The protesters, who uprooted barricades, outnumbered the police and succeeded in holding the march despite the police sealing all the routes leading to the road and arresting thousands of people across Telangana region to prevent them from reaching Hyderabad.

Telangana Joint Action Committee (TJAC) convener M Kodandaram, along with other leaders, was arrested by the police.

Congress MPs K Keshava Rao and Madhu Yashki faced the ire of protesters, who threw water bottles and other missiles demanding they resign. Both leaders were forced to leave the venue.

“The future of coming generations is more important for me than my examination,” said a student who took part in the march immediately after writing Class 11 exams.

Meanwhile, students from various organisations across the country will march to parliament today, demanding that a bill for the formation of Telangana state be introduced in the ongoing session.

Students under the banner of Students’ Solidarity Committee for Separate Telangana will march from Mandi House to Parliament House at 11am and later hold a protest meeting at Parliament Street.

Organisations like the All India Backward Students’ Front (AIBSF), the All India Students’ Association (AISA), the Democratic Students’ Union (DSU), the JNU Forum for Telangana, the Manipur Students’ Association Delhi (MSAD) and the Students’ Islamic Organisation (SIO) have extended their support to the march.
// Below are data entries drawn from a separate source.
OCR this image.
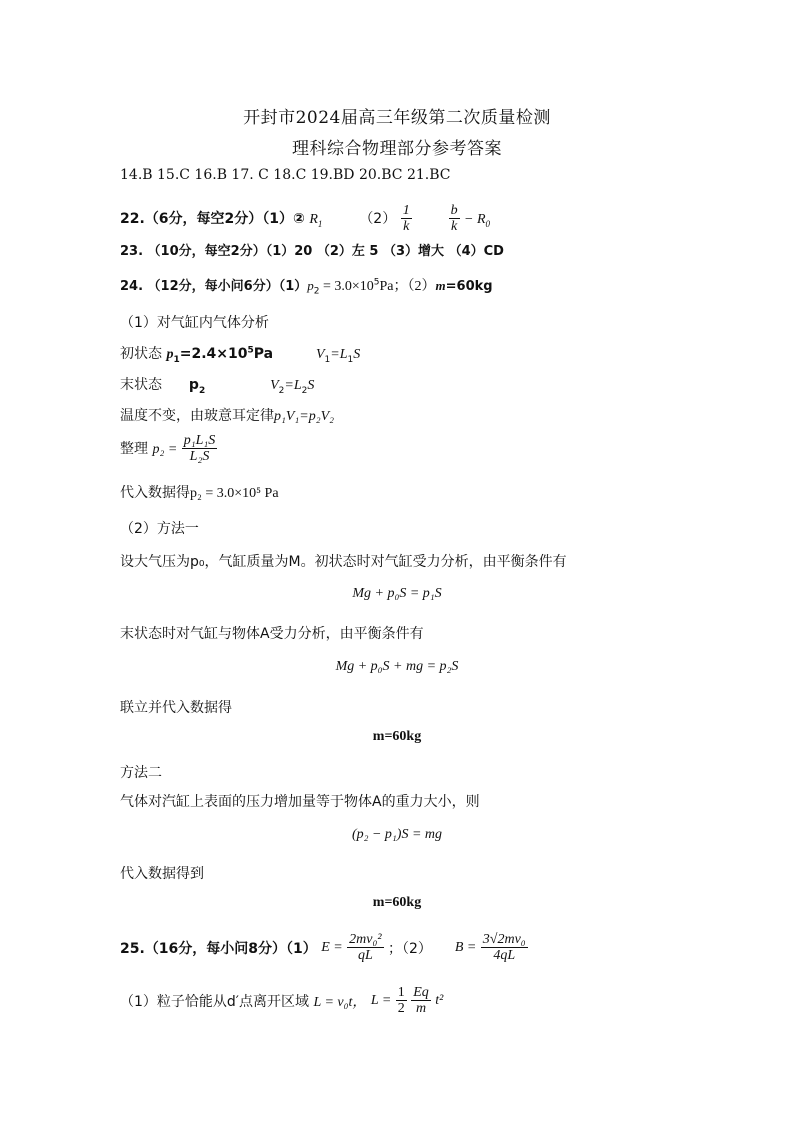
开封市2024届高三年级第二次质量检测
理科综合物理部分参考答案
14.B 15.C 16.B 17. C 18.C 19.BD 20.BC 21.BC
22.（6分，每空2分）（1）② $R_1$	$(2) \frac{1}{k}$
	$\frac{b}{k} - R_0$
23. （10分，每空2分）（1）20 （2）左 5 （3）增大 （4）CD
24. （12分，每小问6分）$(1)p_2 = 3.0\times 10^5Pa$；（2）m=60kg
（1）对气缸内气体分析
初状态 $p_1=2.4\times 10^5Pa$	$V_1=L_1S$
末状态 $p_2$	$V_2=L_2S$
温度不变，由玻意耳定律p₁V₁=p₂V₂
整理 $p_2 = \frac{\text{p₁L₁S}}{\text{L₂S}}$
代入数据得p₂ = 3.0×10⁵ Pa
（2）方法一
设大气压为p₀，气缸质量为M。初状态时对气缸受力分析，由平衡条件有
Mg + p₀S = p₁S
末状态时对气缸与物体A受力分析，由平衡条件有
Mg + p₀S + mg = p₂S
联立并代入数据得
m=60kg
方法二
气体对汽缸上表面的压力增加量等于物体A的重力大小，则
(p₂ − p₁)S = mg
代入数据得到
m=60kg
25.（16分，每小问8分）（1） $E = \frac{\text{2mv₀²}}{qL}$ ；（2） $B = \frac{\text{3√2mv₀}}{4qL}$
（1）粒子恰能从d′点离开区域 L = v₀t， $L = \frac{1}{2}$
$\frac{Eq}{m} t^2$
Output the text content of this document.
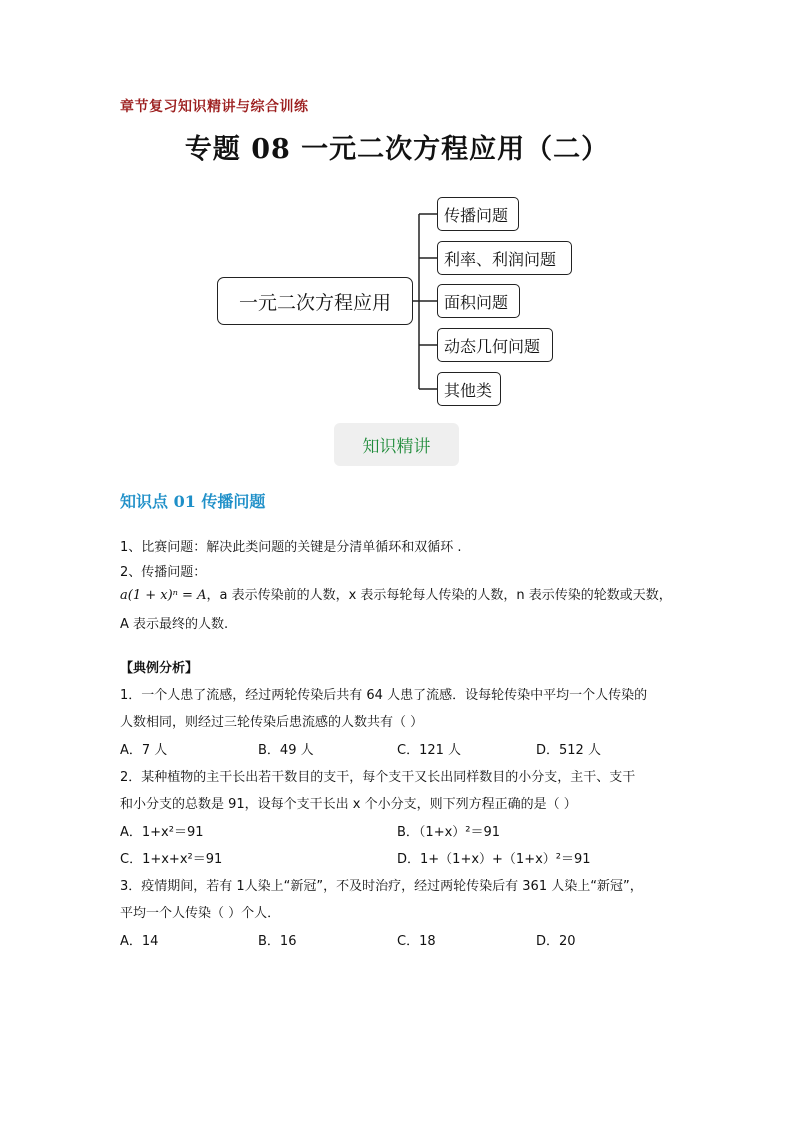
章节复习知识精讲与综合训练
专题 08 一元二次方程应用（二）
一元二次方程应用
传播问题
利率、利润问题
面积问题
动态几何问题
其他类
知识精讲
知识点 01 传播问题
1、比赛问题：解决此类问题的关键是分清单循环和双循环 .
2、传播问题：
a(1 + x)ⁿ = A，a 表示传染前的人数，x 表示每轮每人传染的人数，n 表示传染的轮数或天数，
A 表示最终的人数.
【典例分析】
1．一个人患了流感，经过两轮传染后共有 64 人患了流感．设每轮传染中平均一个人传染的
人数相同，则经过三轮传染后患流感的人数共有（ ）
A．7 人	B．49 人	C．121 人	D．512 人
2．某种植物的主干长出若干数目的支干，每个支干又长出同样数目的小分支，主干、支干
和小分支的总数是 91，设每个支干长出 x 个小分支，则下列方程正确的是（ ）
A．1+x²＝91	B．（1+x）²＝91
C．1+x+x²＝91	D．1+（1+x）+（1+x）²＝91
3．疫情期间，若有 1人染上“新冠”，不及时治疗，经过两轮传染后有 361 人染上“新冠”，
平均一个人传染（ ）个人．
A．14	B．16	C．18	D．20
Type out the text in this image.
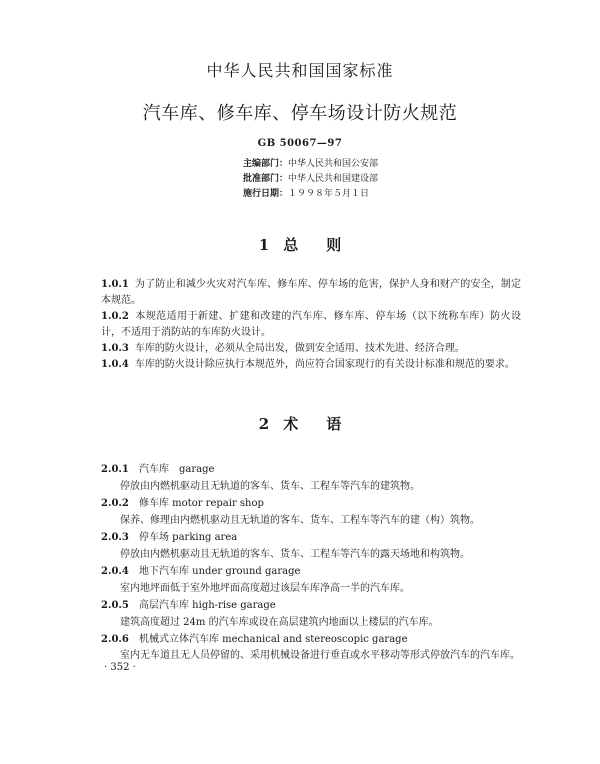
中华人民共和国国家标准
汽车库、修车库、停车场设计防火规范
GB 50067—97
主编部门：中华人民共和国公安部
批准部门：中华人民共和国建设部
施行日期：１９９８年５月１日
1 总 则
1.0.1 为了防止和减少火灾对汽车库、修车库、停车场的危害，保护人身和财产的安全，制定本规范。
1.0.2 本规范适用于新建、扩建和改建的汽车库、修车库、停车场（以下统称车库）防火设计，不适用于消防站的车库防火设计。
1.0.3 车库的防火设计，必须从全局出发，做到安全适用、技术先进、经济合理。
1.0.4 车库的防火设计除应执行本规范外，尚应符合国家现行的有关设计标准和规范的要求。
2 术 语
2.0.1 汽车库　garage
停放由内燃机驱动且无轨道的客车、货车、工程车等汽车的建筑物。
2.0.2 修车库 motor repair shop
保养、修理由内燃机驱动且无轨道的客车、货车、工程车等汽车的建（构）筑物。
2.0.3 停车场 parking area
停放由内燃机驱动且无轨道的客车、货车、工程车等汽车的露天场地和构筑物。
2.0.4 地下汽车库 under ground garage
室内地坪面低于室外地坪面高度超过该层车库净高一半的汽车库。
2.0.5 高层汽车库 high-rise garage
建筑高度超过 24m 的汽车库或设在高层建筑内地面以上楼层的汽车库。
2.0.6 机械式立体汽车库 mechanical and stereoscopic garage
室内无车道且无人员停留的、采用机械设备进行垂直或水平移动等形式停放汽车的汽车库。
· 352 ·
The campaign for Telengana has split the Congress with 11 of the party’s 33 lawmakers from Andhra Pradesh threatening to resign if the government didn’t agree to the new state by the end of the year.

Singh’s coalition, already under pressure from allies over a raft of corruption scandals, has a wafer-thin majority in parliament and loss of support will force it to look for new allies, making it vulnerable to pressure from these parties.

Supporters for Telengana state say that a large part of the north and western parts of Andhra Pradesh have been neglected by successive governments and trail other regions in economic development.

India has 28 states and the last time new states were created was around the turn of the century. Besides Telengana, there are demands for new states in western and eastern India.